We've never driven back to Texas from Arizona at the end of a tour but we decided we'd leave after the show and drive 14 hours through the night to make it back home by Monday afternoon. We've done worse. When we went to LA for the beginning of the Limbeck tour we drove straight there. When our Wyoming show on this tour got cancelled we spent about 16 hours in the van backtracking from closed highway to closed highway finally making it to Salt Lake at something like 4 AM.

I don't know what most bands do but I know for a fact that if I was making those treks on my own I would've spent quite a few nights in motel rooms and not on the highway. But gas is more expensive than ever and it's cheaper and more fun to stay with friends, even if it means being a bit bleary-eyed the next day. These crazy drives we do through the middle of the night, back and forth across America; I think they're pretty indicative of who we really are as a band. We often tell each other we're in too deep now. Too deep to quit busting our asses. To deep to not give it a shot. Too deep to not push through with one more midnight van ride through the middle of the God-forsaken desert. So we keep going. Filling up the tank one more time and giving it all we've got. We're in too deep to back off now...

Ryan

Thursday, May 1, 2008

Smells and Dreams

As the days grow longer and warmer new chapters of our life are being written every moment. We are two weeks into the summer tour season with many more to come. Currently driving through the high deserts of southern Colorado, it has suddenly occured to all of us how busy the next few months of our lives will be. Maybe it's the smell that makes us take notice. The smell of tour, when our clothes begin to smell like our bodies and our bodies begin to smell like our van. When everything around us starts to smell like whatever dive bar we played the night before. The way the trailer smells after it rains and the way it mixes with the laundry bags soiled with the cigarettee smoke and alchohol that has seeped through our pores. Why would anyone want to live this way? Maybe it's just fun. Maybe it's chasing some dream or fantasy we can't give up on. Woody Guthrie said, "Ain't no home for me in this world." Maybe we're ramblers of sorts. Whatever it is, we are increasingly optimistic about our future.

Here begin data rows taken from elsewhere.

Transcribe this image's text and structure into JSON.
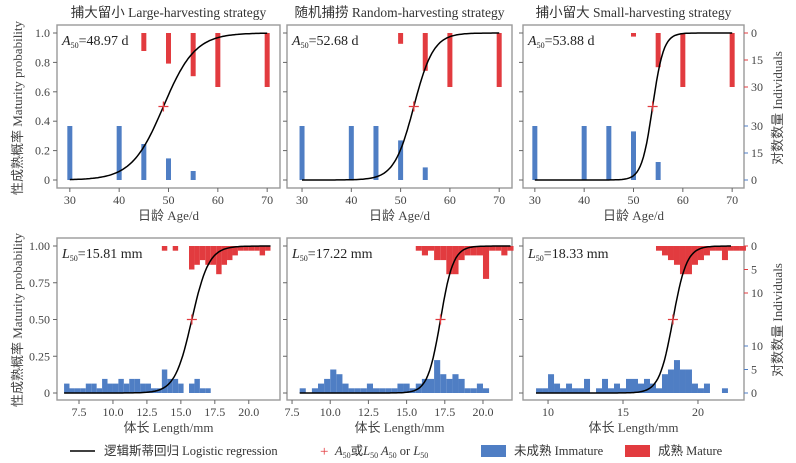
{
  "colors": {
    "immature": "#4f7ec4",
    "mature": "#e23b3f",
    "curve": "#000000",
    "marker": "#e23b3f",
    "frame": "#9a9a9a"
  },
  "y_label_left": "性成熟概率 Maturity probability",
  "y_label_right": "对数数量 Individuals",
  "legend": {
    "curve": "逻辑斯蒂回归 Logistic regression",
    "marker_symbol": "+",
    "marker_parts": [
      "A",
      "50",
      "或",
      "L",
      "50",
      "  A",
      "50",
      " or ",
      "L",
      "50"
    ],
    "immature": "未成熟 Immature",
    "mature": "成熟 Mature",
    "position": "bottom"
  },
  "chart_data": [
    {
      "type": "bar+line",
      "title": "捕大留小 Large-harvesting strategy",
      "xlabel": "日龄 Age/d",
      "xlim": [
        27.4,
        72.6
      ],
      "ylim": [
        0,
        1
      ],
      "xticks": [
        "30",
        "40",
        "50",
        "60",
        "70"
      ],
      "yticks": [
        "0",
        "0.2",
        "0.4",
        "0.6",
        "0.8",
        "1.0"
      ],
      "annotation": {
        "var": "A",
        "sub": "50",
        "text": "=48.97 d"
      },
      "x50": 48.97,
      "slope": 0.31,
      "curve_range": [
        30,
        70
      ],
      "bin_width": 0,
      "immature": {
        "x": [
          30,
          40,
          45,
          50,
          55
        ],
        "counts": [
          30,
          30,
          20,
          12,
          5
        ]
      },
      "mature": {
        "x": [
          45,
          50,
          55,
          60,
          70
        ],
        "counts": [
          10,
          17,
          24,
          30,
          30
        ]
      }
    },
    {
      "type": "bar+line",
      "title": "随机捕捞 Random-harvesting strategy",
      "xlabel": "日龄 Age/d",
      "xlim": [
        26.95,
        72.6
      ],
      "ylim": [
        0,
        1
      ],
      "xticks": [
        "30",
        "40",
        "50",
        "60",
        "70"
      ],
      "annotation": {
        "var": "A",
        "sub": "50",
        "text": "=52.68 d"
      },
      "x50": 52.68,
      "slope": 0.5,
      "curve_range": [
        30,
        70
      ],
      "bin_width": 0,
      "immature": {
        "x": [
          30,
          40,
          45,
          50,
          55
        ],
        "counts": [
          30,
          30,
          30,
          22,
          7
        ]
      },
      "mature": {
        "x": [
          50,
          55,
          60,
          70
        ],
        "counts": [
          6,
          21,
          30,
          30
        ]
      }
    },
    {
      "type": "bar+line",
      "title": "捕小留大 Small-harvesting strategy",
      "xlabel": "日龄 Age/d",
      "xlim": [
        27.6,
        72.4
      ],
      "ylim": [
        0,
        1
      ],
      "xticks": [
        "30",
        "40",
        "50",
        "60",
        "70"
      ],
      "right_ticks_mature": [
        "0",
        "15",
        "30"
      ],
      "right_ticks_immature": [
        "30",
        "15",
        "0"
      ],
      "annotation": {
        "var": "A",
        "sub": "50",
        "text": "=53.88 d"
      },
      "x50": 53.88,
      "slope": 0.9,
      "curve_range": [
        30,
        70
      ],
      "bin_width": 0,
      "immature": {
        "x": [
          30,
          40,
          45,
          50,
          55
        ],
        "counts": [
          30,
          30,
          30,
          27,
          10
        ]
      },
      "mature": {
        "x": [
          50,
          55,
          60,
          70
        ],
        "counts": [
          2,
          19,
          30,
          30
        ]
      }
    },
    {
      "type": "histogram+line",
      "xlabel": "体长 Length/mm",
      "xlim": [
        5.88,
        22.3
      ],
      "ylim": [
        0,
        1
      ],
      "xticks": [
        "7.5",
        "10.0",
        "12.5",
        "15.0",
        "17.5",
        "20.0"
      ],
      "yticks": [
        "0",
        "0.25",
        "0.50",
        "0.75",
        "1.00"
      ],
      "annotation": {
        "var": "L",
        "sub": "50",
        "text": "=15.81 mm"
      },
      "x50": 15.81,
      "slope": 1.6,
      "curve_range": [
        6.4,
        21.6
      ],
      "bin_width": 0.4,
      "immature": {
        "start": 6.4,
        "counts": [
          2,
          1,
          1,
          1,
          2,
          2,
          1,
          3,
          2,
          2,
          3,
          2,
          3,
          3,
          2,
          2,
          1,
          1,
          5,
          3,
          3,
          2,
          0,
          2,
          3,
          1,
          1
        ]
      },
      "mature": {
        "start": 13.6,
        "counts": [
          1,
          0,
          1,
          0,
          0,
          5,
          4,
          3,
          4,
          4,
          6,
          4,
          3,
          2,
          1,
          1,
          1,
          1,
          2,
          1
        ]
      }
    },
    {
      "type": "histogram+line",
      "xlabel": "体长 Length/mm",
      "xlim": [
        7.17,
        21.9
      ],
      "ylim": [
        0,
        1
      ],
      "xticks": [
        "7.5",
        "10.0",
        "12.5",
        "15.0",
        "17.5",
        "20.0"
      ],
      "annotation": {
        "var": "L",
        "sub": "50",
        "text": "=17.22 mm"
      },
      "x50": 17.22,
      "slope": 2.4,
      "curve_range": [
        8.0,
        21.8
      ],
      "bin_width": 0.4,
      "immature": {
        "start": 8.0,
        "counts": [
          1,
          0,
          1,
          2,
          3,
          5,
          4,
          2,
          1,
          1,
          1,
          2,
          1,
          1,
          1,
          1,
          2,
          2,
          1,
          2,
          3,
          3,
          7,
          4,
          3,
          4,
          3,
          1,
          1,
          2,
          1
        ]
      },
      "mature": {
        "start": 15.6,
        "counts": [
          1,
          2,
          1,
          3,
          3,
          6,
          6,
          3,
          2,
          2,
          2,
          7,
          1,
          1,
          2,
          1
        ]
      }
    },
    {
      "type": "histogram+line",
      "xlabel": "体长 Length/mm",
      "xlim": [
        8.33,
        23.07
      ],
      "ylim": [
        0,
        1
      ],
      "xticks": [
        "10",
        "15",
        "20"
      ],
      "right_ticks_mature": [
        "0",
        "5",
        "10"
      ],
      "right_ticks_immature": [
        "10",
        "5",
        "0"
      ],
      "annotation": {
        "var": "L",
        "sub": "50",
        "text": "=18.33 mm"
      },
      "x50": 18.33,
      "slope": 2.2,
      "curve_range": [
        9.2,
        22.2
      ],
      "bin_width": 0.4,
      "immature": {
        "start": 9.2,
        "counts": [
          1,
          1,
          4,
          2,
          1,
          2,
          1,
          1,
          3,
          0,
          1,
          3,
          1,
          2,
          1,
          3,
          3,
          2,
          3,
          2,
          1,
          4,
          5,
          7,
          5,
          5,
          2,
          1,
          2,
          0,
          0,
          1,
          0
        ]
      },
      "mature": {
        "start": 17.2,
        "counts": [
          1,
          2,
          3,
          4,
          6,
          6,
          4,
          3,
          2,
          1,
          1,
          3,
          1,
          1,
          1
        ]
      }
    }
  ]
}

In recent news "Mending" is doing well. Perhaps even better than we imagined. It was released a couple days ago in major chain stores and has been selling well on iTunes. We thank everyone who has supported us through the release of the record. Tour has been increasingly positive as well. Growing crowds at home and in many random cites have led not only to new fans but new friendships as well. Friends we will not soon forget, including our current tour-mates Alive in Wild Paint. In June we plan to head to the east coast and new england with Brooke Waggoner and band from Nashville. Armed with a new booking agent and a recently aquired Navajo dream catcher we are ready for whatever the world has in store for us.

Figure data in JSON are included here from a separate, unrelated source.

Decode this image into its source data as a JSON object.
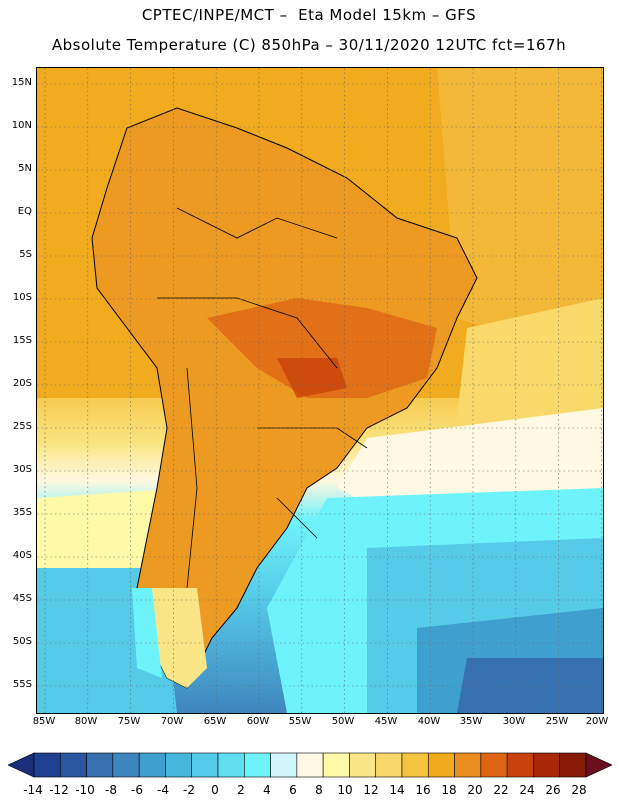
{
  "header": {
    "line1": "CPTEC/INPE/MCT –  Eta Model 15km – GFS",
    "line2": "Absolute Temperature (C) 850hPa – 30/11/2020 12UTC fct=167h"
  },
  "map": {
    "lat_labels": [
      "15N",
      "10N",
      "5N",
      "EQ",
      "5S",
      "10S",
      "15S",
      "20S",
      "25S",
      "30S",
      "35S",
      "40S",
      "45S",
      "50S",
      "55S"
    ],
    "lon_labels": [
      "85W",
      "80W",
      "75W",
      "70W",
      "65W",
      "60W",
      "55W",
      "50W",
      "45W",
      "40W",
      "35W",
      "30W",
      "25W",
      "20W"
    ]
  },
  "colorbar": {
    "labels": [
      "-14",
      "-12",
      "-10",
      "-8",
      "-6",
      "-4",
      "-2",
      "0",
      "2",
      "4",
      "6",
      "8",
      "10",
      "12",
      "14",
      "16",
      "18",
      "20",
      "22",
      "24",
      "26",
      "28"
    ],
    "colors": [
      "#1f3f8f",
      "#2a56a0",
      "#3570b0",
      "#3f86bf",
      "#3f9fcf",
      "#45b7dd",
      "#55cbe8",
      "#5fdff0",
      "#6ff3fa",
      "#d2f6fb",
      "#fff8e2",
      "#fffaa8",
      "#fae686",
      "#f7d66a",
      "#f4c43e",
      "#f1aa1e",
      "#ea8c1f",
      "#de6514",
      "#c9420d",
      "#a82808",
      "#861a08"
    ]
  }
}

While plagued by my own reoccuring dreams of snakes, Guy is tormented by tornados. Ryan's alomost apocolyptic dreams leave him feeling the end is nigh. Alex often dreams of funerals for friends and Nathan's dreams of living in is his former rental trailer leave him feeling he is running from his past. While the dream catcher will give us some peace of mind from our darkest fears for now, it's the dreams during the day that draw us together. Not daydreams of fame and fortune but instead success. Not life changing success just comfortable success. If said success has an odor it smells like I smell now. It smells like the trailer and it smells like the van. It even smells like my shirt. The fragrance we all wear day after day on the road. A scent we rarely notice anymore but now is more pungent than ever. If you want to understand what we do and why we do it, come see us play in your city. Come sit in our van. Smell, taste, and see that rock and roll is good.